Going to your first ever football match can be a pivotal moment in your childhood. Whether it’s your local team or going to see one of the Premier League giants in action, it’s a day you’ll never forget. Sadly, football grounds have also become synonymous with ‘lad’ culture and violence, so what is the right age to take your little one to their first match?

Often a great moment for a dad, sharing your passion for the game can really build a long lasting closeness that continues even when they are all grown up. However, as most know, football matches aren’t always the most child-friendly places to go to; with the drinking, swearing and rowdy environment, choosing when you can take them to their first game can be quite a challenge. It doesn’t help that if they already like football, they may be incredibly curious to know what it’s like and repeatedly ask you when they can go.

On the terraces

There is no doubt that the environment at games is not always suitable for young children, particularly if it’s a local derby. Football fans are known for being raucous and at times, excessive, which means they are a long way from being good role models. As most dads know, the bubbling atmosphere comes hand in hand with matches and can be what really makes the day special. 

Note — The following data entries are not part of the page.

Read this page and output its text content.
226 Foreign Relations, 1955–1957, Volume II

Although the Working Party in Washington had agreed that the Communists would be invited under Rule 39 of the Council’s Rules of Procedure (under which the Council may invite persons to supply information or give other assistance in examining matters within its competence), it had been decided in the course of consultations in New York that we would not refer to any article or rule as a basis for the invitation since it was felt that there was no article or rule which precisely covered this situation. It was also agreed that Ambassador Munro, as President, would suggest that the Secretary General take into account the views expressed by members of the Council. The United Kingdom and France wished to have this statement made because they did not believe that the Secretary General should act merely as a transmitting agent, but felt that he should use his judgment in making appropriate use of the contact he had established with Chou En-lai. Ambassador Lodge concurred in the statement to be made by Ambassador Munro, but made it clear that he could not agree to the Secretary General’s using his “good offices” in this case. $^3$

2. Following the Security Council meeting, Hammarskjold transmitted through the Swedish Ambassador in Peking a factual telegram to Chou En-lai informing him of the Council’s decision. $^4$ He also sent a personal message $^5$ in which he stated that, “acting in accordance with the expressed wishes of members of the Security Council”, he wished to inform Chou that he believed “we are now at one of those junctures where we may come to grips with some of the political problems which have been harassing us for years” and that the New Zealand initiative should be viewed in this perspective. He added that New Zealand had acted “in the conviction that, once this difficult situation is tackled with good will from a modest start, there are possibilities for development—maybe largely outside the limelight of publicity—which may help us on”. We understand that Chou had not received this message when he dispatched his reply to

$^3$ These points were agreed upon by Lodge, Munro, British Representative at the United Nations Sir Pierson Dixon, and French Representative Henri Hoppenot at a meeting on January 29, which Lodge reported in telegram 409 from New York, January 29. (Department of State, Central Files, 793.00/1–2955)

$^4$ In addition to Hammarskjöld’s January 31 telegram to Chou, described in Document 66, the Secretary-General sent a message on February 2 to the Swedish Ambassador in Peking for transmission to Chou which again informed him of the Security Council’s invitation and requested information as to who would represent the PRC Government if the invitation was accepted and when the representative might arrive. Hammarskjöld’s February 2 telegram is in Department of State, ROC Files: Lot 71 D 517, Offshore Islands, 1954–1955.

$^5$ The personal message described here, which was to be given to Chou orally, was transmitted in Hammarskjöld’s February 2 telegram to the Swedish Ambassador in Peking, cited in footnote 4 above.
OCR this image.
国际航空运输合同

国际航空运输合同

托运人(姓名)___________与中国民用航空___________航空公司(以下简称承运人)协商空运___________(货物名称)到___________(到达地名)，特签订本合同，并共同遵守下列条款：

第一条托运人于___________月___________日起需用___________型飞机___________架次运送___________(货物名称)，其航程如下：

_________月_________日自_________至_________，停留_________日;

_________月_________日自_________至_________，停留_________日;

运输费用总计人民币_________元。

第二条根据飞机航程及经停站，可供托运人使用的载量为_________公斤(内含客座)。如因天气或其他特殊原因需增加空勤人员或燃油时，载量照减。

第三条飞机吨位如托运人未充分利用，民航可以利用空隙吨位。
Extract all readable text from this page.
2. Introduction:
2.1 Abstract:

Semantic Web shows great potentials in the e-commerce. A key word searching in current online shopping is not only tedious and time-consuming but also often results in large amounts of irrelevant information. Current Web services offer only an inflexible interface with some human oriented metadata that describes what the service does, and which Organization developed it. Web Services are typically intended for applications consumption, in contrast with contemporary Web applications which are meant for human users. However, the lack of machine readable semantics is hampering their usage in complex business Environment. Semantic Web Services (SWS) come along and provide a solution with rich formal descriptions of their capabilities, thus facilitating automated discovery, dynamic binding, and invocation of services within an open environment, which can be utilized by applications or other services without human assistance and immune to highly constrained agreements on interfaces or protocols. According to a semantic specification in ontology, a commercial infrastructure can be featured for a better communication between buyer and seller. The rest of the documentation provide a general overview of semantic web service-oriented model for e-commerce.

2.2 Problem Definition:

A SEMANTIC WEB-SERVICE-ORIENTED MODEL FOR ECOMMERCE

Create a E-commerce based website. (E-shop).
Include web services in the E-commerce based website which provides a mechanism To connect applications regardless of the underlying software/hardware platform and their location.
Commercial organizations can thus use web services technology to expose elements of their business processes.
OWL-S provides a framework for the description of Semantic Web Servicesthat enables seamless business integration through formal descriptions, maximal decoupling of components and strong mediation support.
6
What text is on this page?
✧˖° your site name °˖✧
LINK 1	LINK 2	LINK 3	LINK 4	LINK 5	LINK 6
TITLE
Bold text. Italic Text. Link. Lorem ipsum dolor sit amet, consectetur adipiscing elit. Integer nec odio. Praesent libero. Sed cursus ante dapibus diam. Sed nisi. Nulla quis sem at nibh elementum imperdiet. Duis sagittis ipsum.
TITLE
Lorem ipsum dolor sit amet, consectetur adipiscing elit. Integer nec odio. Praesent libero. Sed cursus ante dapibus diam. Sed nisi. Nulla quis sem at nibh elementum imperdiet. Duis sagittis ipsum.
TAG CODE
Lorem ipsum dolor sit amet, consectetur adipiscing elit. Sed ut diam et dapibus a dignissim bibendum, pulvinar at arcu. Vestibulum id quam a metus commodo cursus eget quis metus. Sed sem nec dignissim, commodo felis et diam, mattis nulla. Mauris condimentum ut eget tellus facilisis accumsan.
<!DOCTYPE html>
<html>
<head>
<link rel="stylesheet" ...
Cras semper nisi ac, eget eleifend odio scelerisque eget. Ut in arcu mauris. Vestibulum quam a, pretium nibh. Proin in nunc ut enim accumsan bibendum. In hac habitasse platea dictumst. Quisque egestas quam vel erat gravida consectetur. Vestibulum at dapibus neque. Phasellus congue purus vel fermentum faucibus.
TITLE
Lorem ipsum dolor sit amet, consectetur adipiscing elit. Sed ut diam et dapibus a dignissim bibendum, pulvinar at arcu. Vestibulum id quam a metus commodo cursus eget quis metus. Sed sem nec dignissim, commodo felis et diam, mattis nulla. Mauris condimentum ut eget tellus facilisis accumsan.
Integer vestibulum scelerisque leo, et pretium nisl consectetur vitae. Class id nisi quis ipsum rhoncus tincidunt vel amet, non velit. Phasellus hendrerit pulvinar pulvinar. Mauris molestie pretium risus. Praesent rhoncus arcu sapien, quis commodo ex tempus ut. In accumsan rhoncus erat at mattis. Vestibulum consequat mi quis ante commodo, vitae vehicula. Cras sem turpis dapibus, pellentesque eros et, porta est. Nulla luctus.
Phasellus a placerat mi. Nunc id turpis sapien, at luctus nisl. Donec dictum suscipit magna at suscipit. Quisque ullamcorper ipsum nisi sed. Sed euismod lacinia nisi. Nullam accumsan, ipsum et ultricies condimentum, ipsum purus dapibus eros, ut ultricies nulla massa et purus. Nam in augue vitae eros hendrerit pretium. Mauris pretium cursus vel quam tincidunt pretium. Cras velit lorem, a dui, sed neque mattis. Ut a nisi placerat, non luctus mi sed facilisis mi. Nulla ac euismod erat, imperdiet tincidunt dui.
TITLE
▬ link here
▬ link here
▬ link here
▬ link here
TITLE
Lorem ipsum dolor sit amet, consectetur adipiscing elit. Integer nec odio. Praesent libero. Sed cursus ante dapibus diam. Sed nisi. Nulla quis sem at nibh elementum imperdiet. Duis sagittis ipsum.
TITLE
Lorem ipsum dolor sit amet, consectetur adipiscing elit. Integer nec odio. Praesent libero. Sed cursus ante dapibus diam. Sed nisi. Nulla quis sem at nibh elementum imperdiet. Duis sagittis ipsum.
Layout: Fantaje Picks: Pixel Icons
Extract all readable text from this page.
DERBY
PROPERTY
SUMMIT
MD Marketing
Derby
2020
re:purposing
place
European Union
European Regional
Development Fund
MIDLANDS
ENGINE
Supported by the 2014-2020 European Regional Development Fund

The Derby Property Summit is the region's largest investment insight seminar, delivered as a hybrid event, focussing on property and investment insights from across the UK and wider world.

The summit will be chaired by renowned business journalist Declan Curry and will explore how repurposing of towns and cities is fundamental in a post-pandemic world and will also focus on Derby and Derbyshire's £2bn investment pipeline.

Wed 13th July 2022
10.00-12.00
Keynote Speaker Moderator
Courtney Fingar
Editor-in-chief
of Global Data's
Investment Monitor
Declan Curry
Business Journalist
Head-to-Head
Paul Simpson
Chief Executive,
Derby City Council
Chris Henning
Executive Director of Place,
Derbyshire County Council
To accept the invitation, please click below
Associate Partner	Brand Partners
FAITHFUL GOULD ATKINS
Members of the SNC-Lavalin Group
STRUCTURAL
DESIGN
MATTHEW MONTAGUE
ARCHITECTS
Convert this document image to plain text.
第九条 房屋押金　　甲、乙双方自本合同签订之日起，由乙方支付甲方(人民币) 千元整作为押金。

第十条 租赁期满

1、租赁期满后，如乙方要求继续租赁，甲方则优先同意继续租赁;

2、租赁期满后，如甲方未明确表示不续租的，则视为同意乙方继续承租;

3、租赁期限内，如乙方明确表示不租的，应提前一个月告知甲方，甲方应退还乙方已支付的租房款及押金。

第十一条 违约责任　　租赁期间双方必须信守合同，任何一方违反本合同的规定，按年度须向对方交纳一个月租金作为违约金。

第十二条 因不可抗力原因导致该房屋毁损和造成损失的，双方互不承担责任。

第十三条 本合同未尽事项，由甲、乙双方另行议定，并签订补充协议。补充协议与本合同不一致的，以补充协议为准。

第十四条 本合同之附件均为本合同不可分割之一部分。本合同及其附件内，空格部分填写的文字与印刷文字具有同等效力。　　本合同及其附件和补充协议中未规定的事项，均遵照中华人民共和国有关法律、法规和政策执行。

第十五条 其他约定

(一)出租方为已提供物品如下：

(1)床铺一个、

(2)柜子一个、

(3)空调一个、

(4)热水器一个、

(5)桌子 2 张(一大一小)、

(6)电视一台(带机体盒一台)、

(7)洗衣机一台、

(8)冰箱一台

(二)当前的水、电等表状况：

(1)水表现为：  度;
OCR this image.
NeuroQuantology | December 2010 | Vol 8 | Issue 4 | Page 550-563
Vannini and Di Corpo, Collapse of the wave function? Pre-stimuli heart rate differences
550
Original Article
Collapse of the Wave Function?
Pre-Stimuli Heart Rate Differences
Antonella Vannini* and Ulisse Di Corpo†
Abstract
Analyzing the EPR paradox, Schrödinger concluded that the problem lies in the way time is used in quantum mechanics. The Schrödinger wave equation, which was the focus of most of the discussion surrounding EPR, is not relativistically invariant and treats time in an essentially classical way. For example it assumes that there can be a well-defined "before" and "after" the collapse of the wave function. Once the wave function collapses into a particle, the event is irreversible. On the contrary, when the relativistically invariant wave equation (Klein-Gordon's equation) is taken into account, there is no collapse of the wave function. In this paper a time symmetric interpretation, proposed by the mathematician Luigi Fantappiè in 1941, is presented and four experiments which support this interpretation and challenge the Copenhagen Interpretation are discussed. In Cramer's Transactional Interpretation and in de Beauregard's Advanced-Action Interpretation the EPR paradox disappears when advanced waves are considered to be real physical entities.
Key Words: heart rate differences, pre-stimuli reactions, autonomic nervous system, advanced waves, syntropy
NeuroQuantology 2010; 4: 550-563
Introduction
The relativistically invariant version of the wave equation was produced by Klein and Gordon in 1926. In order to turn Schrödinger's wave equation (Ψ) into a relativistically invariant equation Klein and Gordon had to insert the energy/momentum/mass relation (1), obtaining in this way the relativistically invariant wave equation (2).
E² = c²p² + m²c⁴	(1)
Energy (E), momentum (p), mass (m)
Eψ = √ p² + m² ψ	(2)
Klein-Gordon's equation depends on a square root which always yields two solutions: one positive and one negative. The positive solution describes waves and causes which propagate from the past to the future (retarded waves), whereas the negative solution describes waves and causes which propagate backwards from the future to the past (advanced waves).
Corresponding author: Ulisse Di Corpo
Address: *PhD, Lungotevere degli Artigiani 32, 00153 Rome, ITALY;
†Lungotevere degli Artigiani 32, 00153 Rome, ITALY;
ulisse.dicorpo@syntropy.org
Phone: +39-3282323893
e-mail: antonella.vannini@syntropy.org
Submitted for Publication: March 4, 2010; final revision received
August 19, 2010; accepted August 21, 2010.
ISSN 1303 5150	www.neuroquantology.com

Whether you take you child with you on match day is completely your decision, but taking an infant is probably unwise, especially with the noise and considering at this age, they are unlikely to display a great deal of interest whatsoever. Bear in mind, having to entertain a restless child can spoil your own enjoyment of the game and ideally, you’d want yourself and your child to enjoy it on equal terms.

The young and the restless

Another thing to take into account is that, with their young age, they may not yet share the same passion you do for the game. This means they might get bored, restless and could lose interest. Fans spend 90 minutes watching their team play because that’s what they came for, but for someone whose passion for the game isn’t quite as accentuated, this will seem like a long time. The last thing you want is to take them to a match before finding out whether they like football and create a negative memory.

If they are displaying a genuine interest in football and really want to go, then you should take them. A good way to judge this is whether they play for a team already and have begun showing a real enthusiasm for the sport. Taking them to their first professional game will be an amazing contrast in terms of the pitches they’ve been playing on and the size of the event, this will leave a lasting impression.

Family Stands

In recent years, clubs have taken tremendous steps to make games much more family-friendly. This includes flexible pricing (teams like West Ham United have matches which are ‘Kids for a Quid’), match day entertainment and in some cases, family stands. Teams such as Man City have also placed further importance on attracting family supporters by reserving particular seating for families. Thanks to these initiatives, there’s much less to worry about when taking young children to matches, as they won’t have to spend 90 minutes next to fans who may not be the best influence.

This concept is a lot more suitable if you have a young family, but it’s worth mentioning that these stands won’t replicate the same kind of atmosphere in the rest of the stadium. If you feel your son is old enough to withstand the ‘real’ football crowd, then he most likely will enjoy it. Once again, this comes back to how passionate they are about the sport – a huge part of seeing matches live is the atmosphere and your son may want to have the authentic experience. Keep in mind however, if your youngster really loves the game, it’s more important to give them a great view of the match and any goals being scored, as opposed to prioritising the atmosphere. 

Most fans can still remember the excitement, smells and vivid emotions of their first match, but it all boils down to using common sense as a parent and making sure they are completely ready for the day. With the right judgement and plenty of patience, your child’s first game will be a moment you both remember for a long time and if they enjoy their first match, they’re sure to want to keep on going again and again.